The credit rating agency says the report is an update to the markets and does not constitute a rating action.

Moody's expects Croatia's GDP to grow by 0.3% in 2015, after an annual average growth of -2.1% between 2009 and 2014.

The report notes that high external debt is also a sovereign credit constraint, although the improved current account balance coupled with the central bank's management of reserves and the exchange rate mitigate balance of payments risks.

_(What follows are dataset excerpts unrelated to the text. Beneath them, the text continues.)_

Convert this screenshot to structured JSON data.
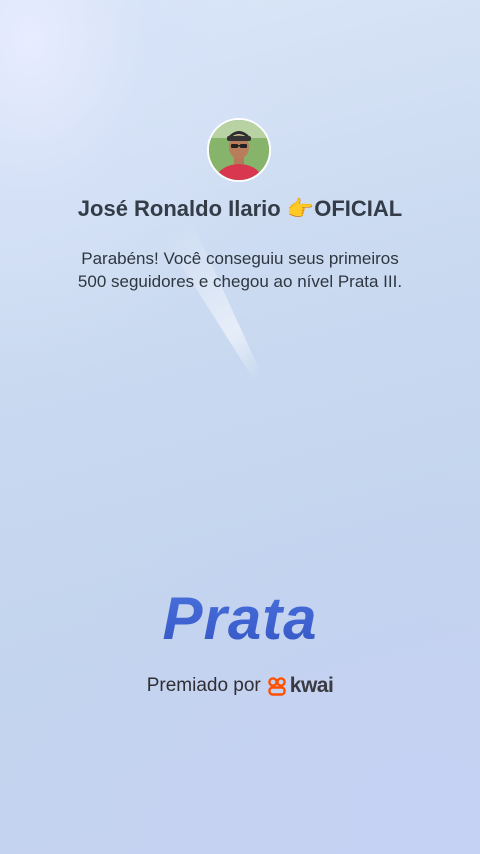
{
  "profile": {
    "name": "José Ronaldo Ilario 👉OFICIAL"
  },
  "achievement": {
    "message_line1": "Parabéns! Você conseguiu seus primeiros",
    "message_line2": "500 seguidores e chegou ao nível Prata III.",
    "level_title": "Prata"
  },
  "footer": {
    "awarded_by": "Premiado por",
    "brand_name": "kwai",
    "brand_icon": "kwai-logo-icon",
    "brand_color": "#ff5000"
  },
  "colors": {
    "level_title": "#3f62cf",
    "text": "#2e3640"
  }
}
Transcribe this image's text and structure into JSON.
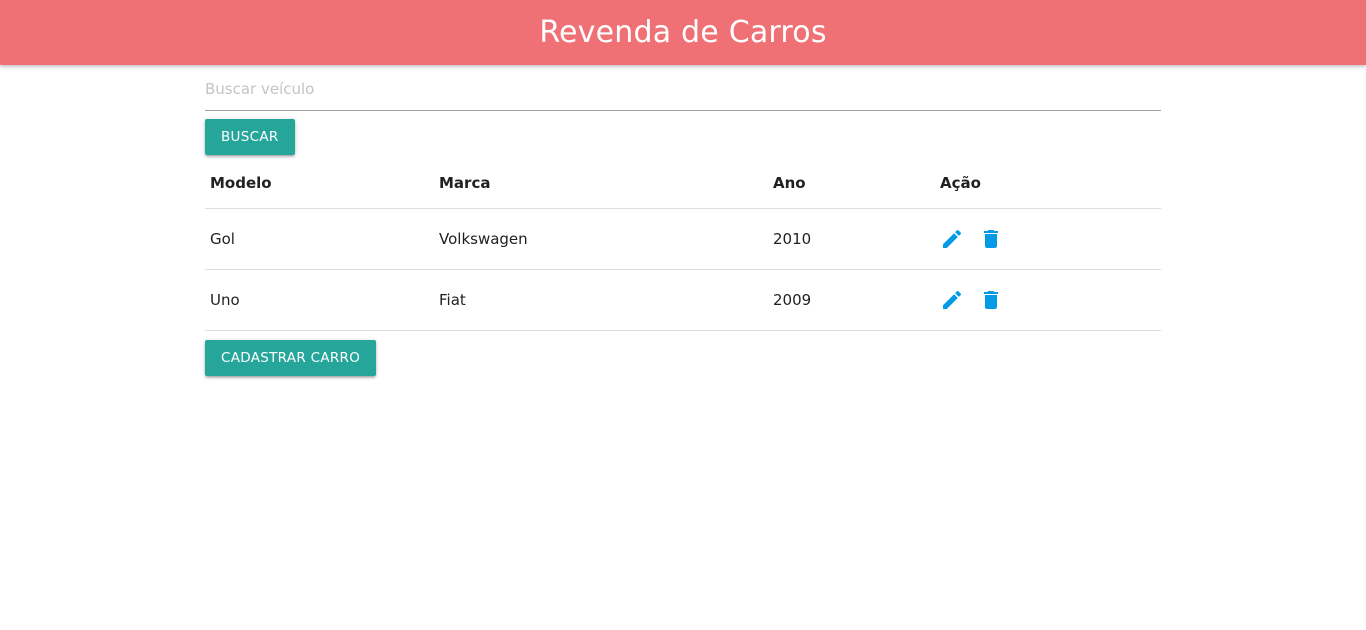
{
  "header": {
    "title": "Revenda de Carros"
  },
  "search": {
    "placeholder": "Buscar veículo",
    "value": "",
    "button_label": "BUSCAR"
  },
  "table": {
    "columns": [
      "Modelo",
      "Marca",
      "Ano",
      "Ação"
    ],
    "rows": [
      {
        "modelo": "Gol",
        "marca": "Volkswagen",
        "ano": "2010"
      },
      {
        "modelo": "Uno",
        "marca": "Fiat",
        "ano": "2009"
      }
    ],
    "action_icons": [
      "edit-icon",
      "delete-icon"
    ]
  },
  "add_button_label": "CADASTRAR CARRO",
  "colors": {
    "header_bg": "#ef7075",
    "button_bg": "#26a69a",
    "icon_color": "#039be5"
  }
}
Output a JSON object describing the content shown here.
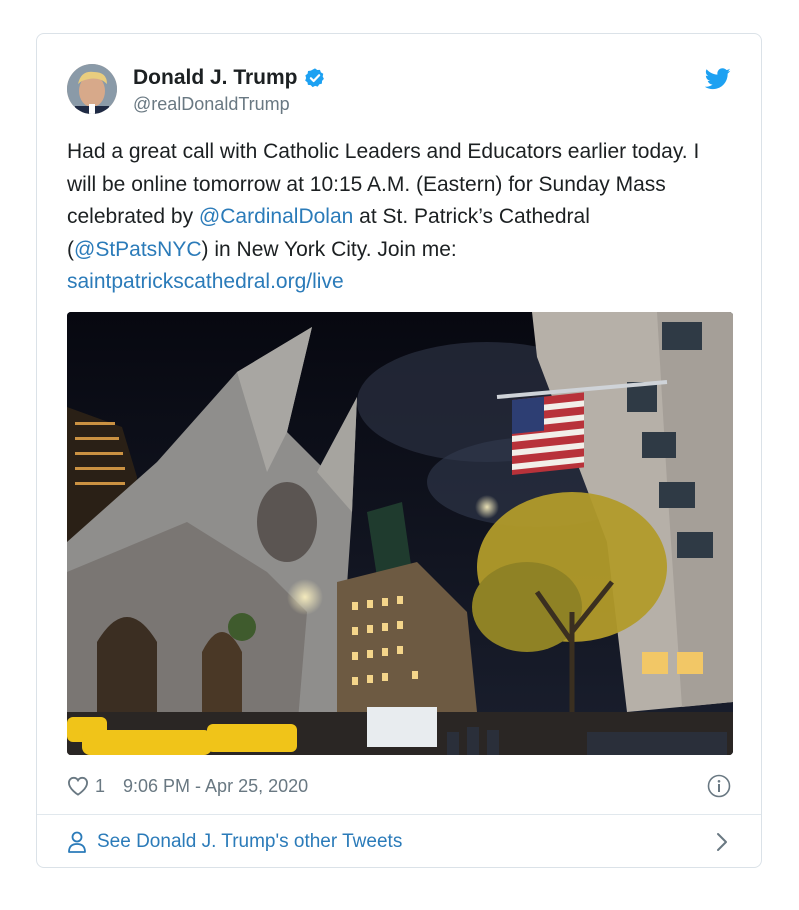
{
  "tweet": {
    "author_name": "Donald J. Trump",
    "author_handle": "@realDonaldTrump",
    "verified": true,
    "text_parts": {
      "p1": "Had a great call with Catholic Leaders and Educators earlier today. I will be online tomorrow at 10:15 A.M. (Eastern) for Sunday Mass celebrated by ",
      "mention1": "@CardinalDolan",
      "p2": " at St. Patrick’s Cathedral (",
      "mention2": "@StPatsNYC",
      "p3": ") in New York City. Join me: ",
      "url": "saintpatrickscathedral.org/live"
    },
    "likes": "1",
    "timestamp": "9:06 PM - Apr 25, 2020"
  },
  "footer": {
    "see_more_label": "See Donald J. Trump's other Tweets"
  },
  "icons": {
    "brand": "twitter-bird-icon",
    "verified": "verified-badge-icon",
    "like": "heart-icon",
    "info": "info-icon",
    "person": "person-icon",
    "chevron": "chevron-right-icon"
  },
  "colors": {
    "link": "#2b7bb9",
    "twitter_blue": "#1da1f2",
    "secondary_text": "#697882",
    "border": "#dbe2e8"
  }
}
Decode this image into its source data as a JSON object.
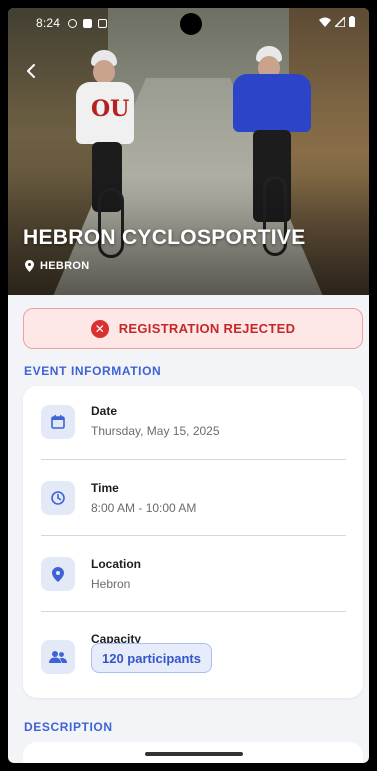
{
  "status_bar": {
    "time": "8:24"
  },
  "event": {
    "title": "HEBRON CYCLOSPORTIVE",
    "location": "HEBRON"
  },
  "status_banner": {
    "text": "REGISTRATION REJECTED"
  },
  "sections": {
    "info_heading": "EVENT INFORMATION",
    "description_heading": "DESCRIPTION"
  },
  "info": [
    {
      "label": "Date",
      "value": "Thursday, May 15, 2025",
      "icon": "calendar-icon"
    },
    {
      "label": "Time",
      "value": "8:00 AM - 10:00 AM",
      "icon": "clock-icon"
    },
    {
      "label": "Location",
      "value": "Hebron",
      "icon": "location-pin-icon"
    },
    {
      "label": "Capacity",
      "value": "120 participants",
      "icon": "people-icon"
    }
  ],
  "colors": {
    "accent": "#3d63d6",
    "rejected": "#c62828",
    "rejected_bg": "#fde7e7"
  }
}
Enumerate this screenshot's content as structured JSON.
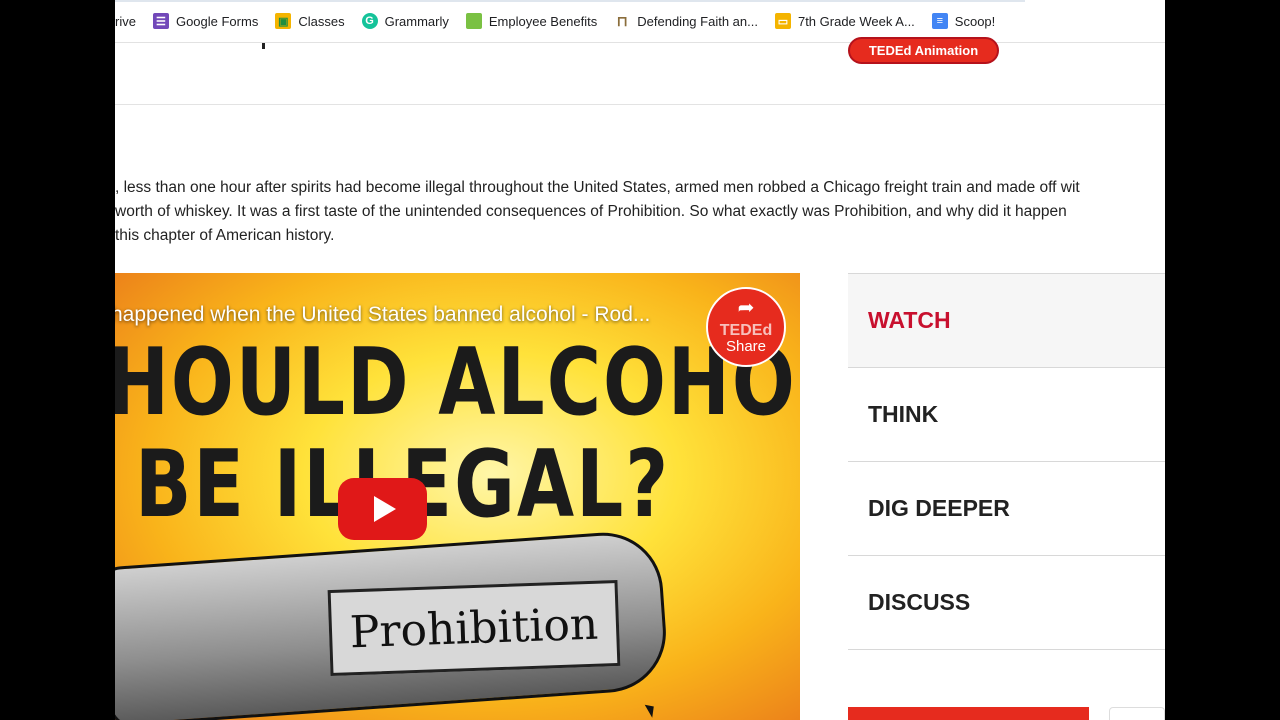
{
  "bookmarks": [
    {
      "label": "rive",
      "icon": "drive-icon",
      "color": "#1e8e3e"
    },
    {
      "label": "Google Forms",
      "icon": "forms-icon",
      "color": "#7248b9"
    },
    {
      "label": "Classes",
      "icon": "classroom-icon",
      "color": "#f4b400"
    },
    {
      "label": "Grammarly",
      "icon": "grammarly-icon",
      "color": "#15c39a"
    },
    {
      "label": "Employee Benefits",
      "icon": "benefits-icon",
      "color": "#7ac143"
    },
    {
      "label": "Defending Faith an...",
      "icon": "pillar-icon",
      "color": "#8a6d3b"
    },
    {
      "label": "7th Grade Week A...",
      "icon": "slides-icon",
      "color": "#f4b400"
    },
    {
      "label": "Scoop!",
      "icon": "docs-icon",
      "color": "#4285f4"
    }
  ],
  "header": {
    "badge": "TEDEd Animation"
  },
  "intro": {
    "line1": ", less than one hour after spirits had become illegal throughout the United States, armed men robbed a Chicago freight train and made off wit",
    "line2": "worth of whiskey. It was a first taste of the unintended consequences of Prohibition. So what exactly was Prohibition, and why did it happen",
    "line3": "this chapter of American history."
  },
  "video": {
    "title": "happened when the United States banned alcohol - Rod...",
    "headline1": "HOULD ALCOHOL",
    "headline2": "BE ILLEGAL?",
    "bottle_label": "Prohibition",
    "share_brand": "TEDEd",
    "share_label": "Share"
  },
  "tabs": [
    {
      "label": "WATCH",
      "active": true
    },
    {
      "label": "THINK",
      "active": false
    },
    {
      "label": "DIG DEEPER",
      "active": false
    },
    {
      "label": "DISCUSS",
      "active": false
    }
  ],
  "colors": {
    "accent": "#e62b1e",
    "active_tab": "#c8102e"
  }
}
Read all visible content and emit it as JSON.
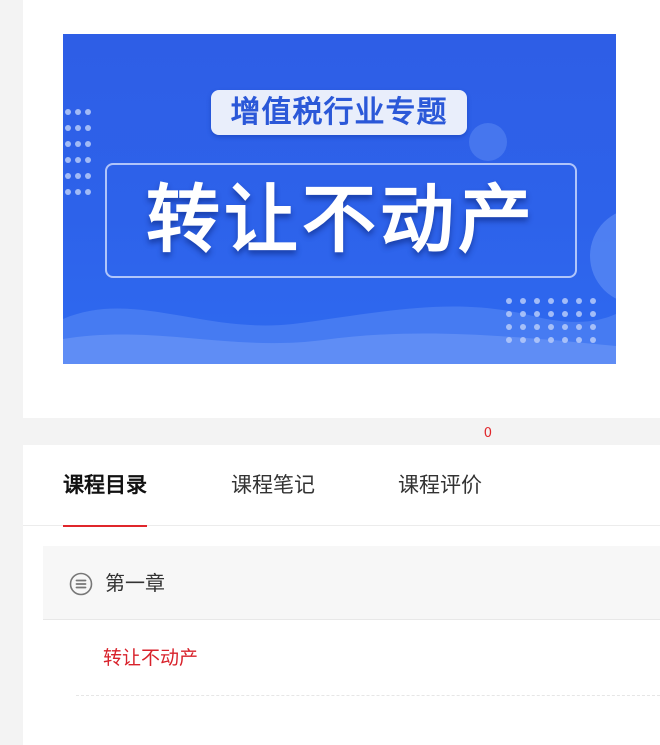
{
  "banner": {
    "tag": "增值税行业专题",
    "title": "转让不动产",
    "colors": {
      "background": "#2e5ee6",
      "tag_text": "#2b58d8"
    }
  },
  "tabs": [
    {
      "label": "课程目录",
      "active": true
    },
    {
      "label": "课程笔记",
      "active": false
    },
    {
      "label": "课程评价",
      "active": false,
      "badge": "0"
    }
  ],
  "chapter": {
    "label": "第一章",
    "icon": "list-circle-icon"
  },
  "lessons": [
    {
      "label": "转让不动产",
      "active": true
    }
  ],
  "colors": {
    "accent": "#e0262b",
    "page_bg": "#f3f3f3"
  }
}
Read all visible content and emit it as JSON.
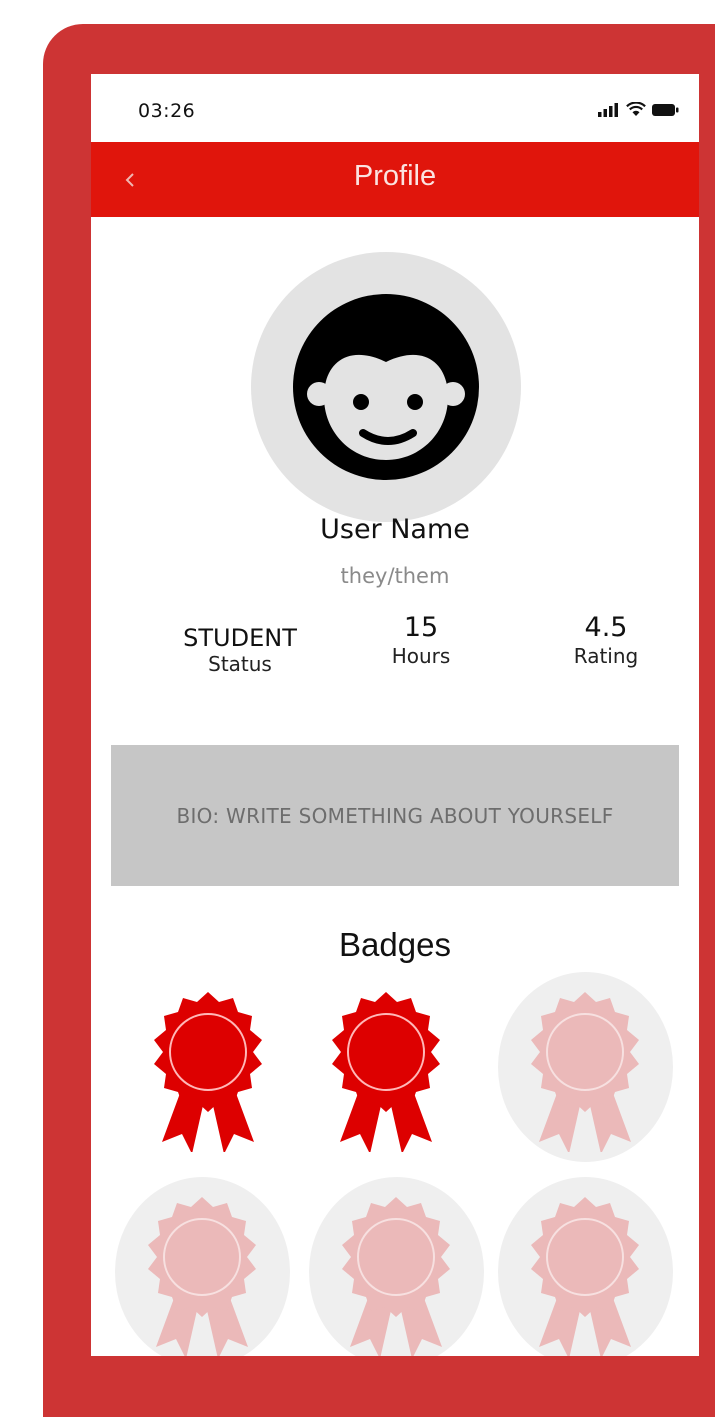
{
  "status_bar": {
    "time": "03:26",
    "icons": [
      "signal-icon",
      "wifi-icon",
      "battery-icon"
    ]
  },
  "header": {
    "back_icon": "chevron-left-icon",
    "title": "Profile"
  },
  "profile": {
    "avatar_icon": "face-icon",
    "name": "User Name",
    "pronouns": "they/them"
  },
  "stats": [
    {
      "value": "STUDENT",
      "label": "Status"
    },
    {
      "value": "15",
      "label": "Hours"
    },
    {
      "value": "4.5",
      "label": "Rating"
    }
  ],
  "bio": {
    "placeholder": "BIO: WRITE SOMETHING ABOUT YOURSELF"
  },
  "badges": {
    "title": "Badges",
    "items": [
      {
        "icon": "ribbon-badge-icon",
        "earned": true
      },
      {
        "icon": "ribbon-badge-icon",
        "earned": true
      },
      {
        "icon": "ribbon-badge-icon",
        "earned": false
      },
      {
        "icon": "ribbon-badge-icon",
        "earned": false
      },
      {
        "icon": "ribbon-badge-icon",
        "earned": false
      },
      {
        "icon": "ribbon-badge-icon",
        "earned": false
      }
    ]
  },
  "colors": {
    "frame": "#cd3434",
    "header": "#e0150c",
    "badge_earned": "#dd0000",
    "badge_locked": "#ebb9b9",
    "bio_background": "#c6c6c6"
  }
}
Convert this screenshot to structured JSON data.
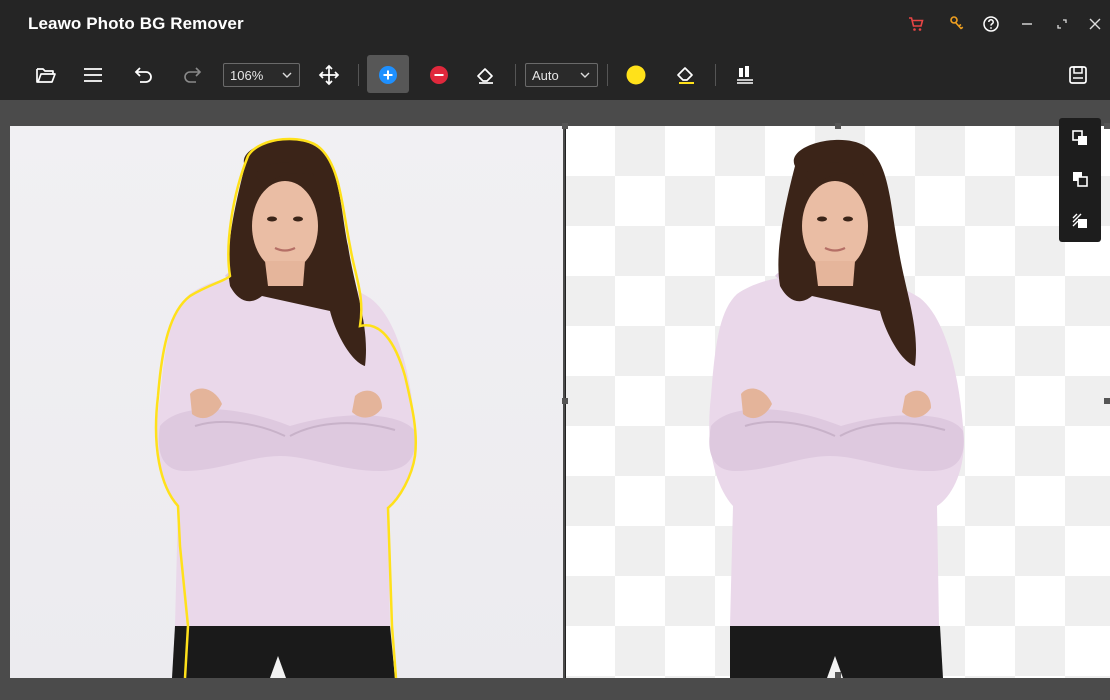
{
  "app": {
    "title": "Leawo Photo BG Remover"
  },
  "titlebar": {
    "icons": [
      "cart-icon",
      "key-icon",
      "help-icon",
      "minimize-icon",
      "restore-icon",
      "close-icon"
    ],
    "accent_cart": "#e84545",
    "accent_key": "#f0a020"
  },
  "toolbar": {
    "zoom": {
      "value": "106%"
    },
    "mode": {
      "value": "Auto"
    },
    "brush_color": "#ffe11a",
    "add_color": "#1e90ff",
    "remove_color": "#e0283c"
  },
  "side_panel": {
    "icons": [
      "copy-front-icon",
      "copy-back-icon",
      "transparent-layer-icon"
    ]
  }
}
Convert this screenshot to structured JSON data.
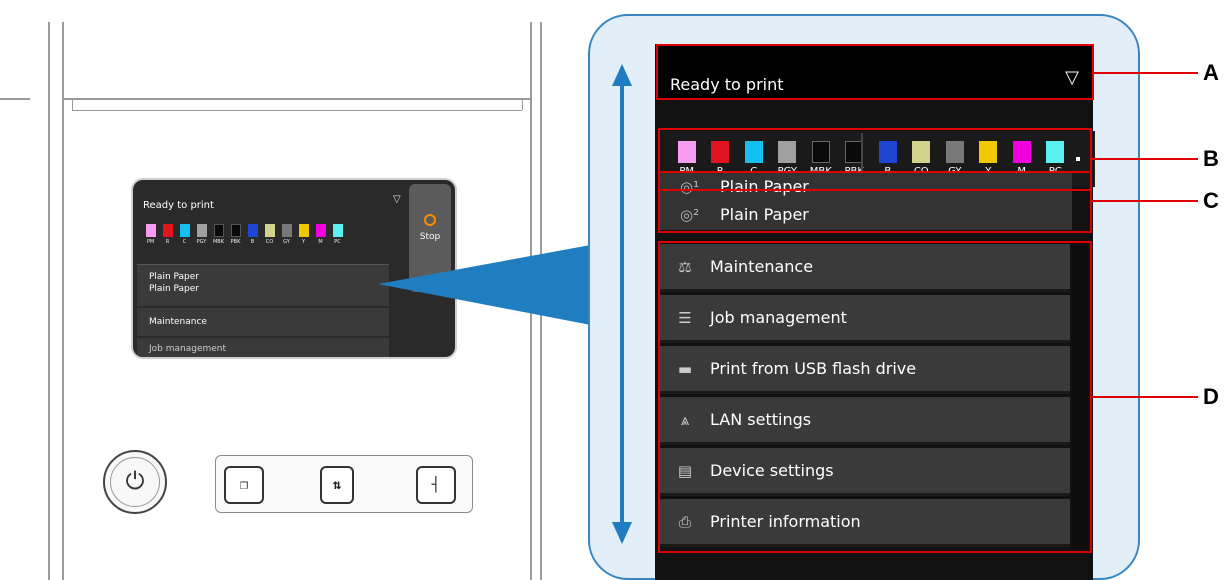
{
  "small_screen": {
    "status": "Ready to print",
    "stop_label": "Stop",
    "paper1": "Plain Paper",
    "paper2": "Plain Paper",
    "maintenance": "Maintenance",
    "job": "Job management"
  },
  "panel": {
    "status": "Ready to print",
    "wifi_icon": "wifi-icon",
    "inks": [
      {
        "label": "PM",
        "color": "#f79cf0"
      },
      {
        "label": "R",
        "color": "#e0141e"
      },
      {
        "label": "C",
        "color": "#14c0f0"
      },
      {
        "label": "PGY",
        "color": "#a0a0a0"
      },
      {
        "label": "MBK",
        "color": "#0a0a0a"
      },
      {
        "label": "PBK",
        "color": "#0a0a0a"
      },
      {
        "label": "B",
        "color": "#1e46d2"
      },
      {
        "label": "CO",
        "color": "#d2d28c"
      },
      {
        "label": "GY",
        "color": "#787878"
      },
      {
        "label": "Y",
        "color": "#f0c800"
      },
      {
        "label": "M",
        "color": "#f000dc"
      },
      {
        "label": "PC",
        "color": "#5af0f0"
      }
    ],
    "paper1": "Plain Paper",
    "paper2": "Plain Paper",
    "menu": [
      {
        "label": "Maintenance",
        "icon": "maintenance-icon"
      },
      {
        "label": "Job management",
        "icon": "job-list-icon"
      },
      {
        "label": "Print from USB flash drive",
        "icon": "usb-icon"
      },
      {
        "label": "LAN settings",
        "icon": "antenna-icon"
      },
      {
        "label": "Device settings",
        "icon": "settings-icon"
      },
      {
        "label": "Printer information",
        "icon": "printer-info-icon"
      }
    ]
  },
  "callouts": {
    "a": "A",
    "b": "B",
    "c": "C",
    "d": "D"
  },
  "colors": {
    "highlight": "#e00000",
    "panel_bg": "#e2eff8",
    "accent_blue": "#1f7dc0"
  }
}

"Government's finances have deteriorated over the last six years. Weak government revenues, rigid expenditures and costs associated with unprofitable state-owned enterprises have raised government debt to 85% of GDP in 2014, from 36% in 2008, as fiscal deficits averaged about 6% of GDP annually between 2009 and 2014, from under 3% in 2008. The negative outlook on Croatia's rating is based on Moody's view that low GDP growth will impede efforts to meet the government's fiscal targets, which have been set in line with the EU's Excessive Deficit Procedure. Consequently, fiscal metrics may stabilise over the medium term at weaker levels than its peers," Moody's says, adding that a worsening in Croatia's fiscal, growth and external vulnerability metrics could put downward pressure on the rating.

"On the other hand, the rating outlook could return to stable if economic recovery strengthens and is accompanied by narrower fiscal deficits and falling government debt ratios," the agency concluded.